The phenomenon gained particular significance in the mid-20th century, when white people praised the work ethic and ability of Asian-Americans as a way to discredit the struggle of African-Americans. At that time, Japanese- and Chinese-Americans were repeatedly portrayed by politicians and the media, including The New York Times, as docile and industrious.
One of the hyperlinks the Times invokes to support its claim is another New York Times article from a few months ago. It said:
Black and Asian-American people have often been pitted against one another over the years, dating to the mid-20th century, when white people praised the work ethic and ability of Asian-Americans as a way to disparage the African-American struggle.

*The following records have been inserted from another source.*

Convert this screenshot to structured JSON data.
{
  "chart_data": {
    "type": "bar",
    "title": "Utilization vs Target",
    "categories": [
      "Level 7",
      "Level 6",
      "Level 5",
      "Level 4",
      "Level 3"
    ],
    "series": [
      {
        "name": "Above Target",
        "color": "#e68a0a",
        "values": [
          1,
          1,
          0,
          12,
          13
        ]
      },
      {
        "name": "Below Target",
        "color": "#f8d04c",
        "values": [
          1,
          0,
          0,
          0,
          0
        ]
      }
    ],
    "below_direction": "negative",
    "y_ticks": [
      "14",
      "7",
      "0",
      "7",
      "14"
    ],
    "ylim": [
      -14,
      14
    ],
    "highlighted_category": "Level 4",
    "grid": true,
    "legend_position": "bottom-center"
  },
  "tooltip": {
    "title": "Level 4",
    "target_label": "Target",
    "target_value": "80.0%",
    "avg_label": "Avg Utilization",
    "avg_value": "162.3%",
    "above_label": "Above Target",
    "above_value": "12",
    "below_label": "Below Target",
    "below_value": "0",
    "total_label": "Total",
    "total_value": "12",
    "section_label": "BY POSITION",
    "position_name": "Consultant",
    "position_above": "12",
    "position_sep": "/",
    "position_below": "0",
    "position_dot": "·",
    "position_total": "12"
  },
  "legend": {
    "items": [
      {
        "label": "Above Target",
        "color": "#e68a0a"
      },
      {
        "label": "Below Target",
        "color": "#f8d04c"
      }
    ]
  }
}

It seems to me that it's possible to have praised Asian-Americans as hard workers or industrious and to have meant it as genuine praise, not as a way of expressing racism toward blacks. And if the Times is going to make such a serious accusation, in its own editorial voice and without attribution, that praise of Asian-Americans was motivated by anti-black racism, it ought to name multiple, specific examples of that, and supply evidence.
The analogy that comes to my mind is from my JFK, Conservative book, which tells the story of how President Kennedy, after the 1963 March on Washington, met with the organizers, including Martin Luther King Jr., and told them "With all the influence that all you gentlemen have in the Negro community....[you] really have to concentrate in what I think the Jewish community has done on educating their children, on making them stay in school, and all the rest." Kennedy wasn't discrediting or disparaging the blacks; he was trying to give them what he thought was genuinely sound advice. At least that's how I heard it.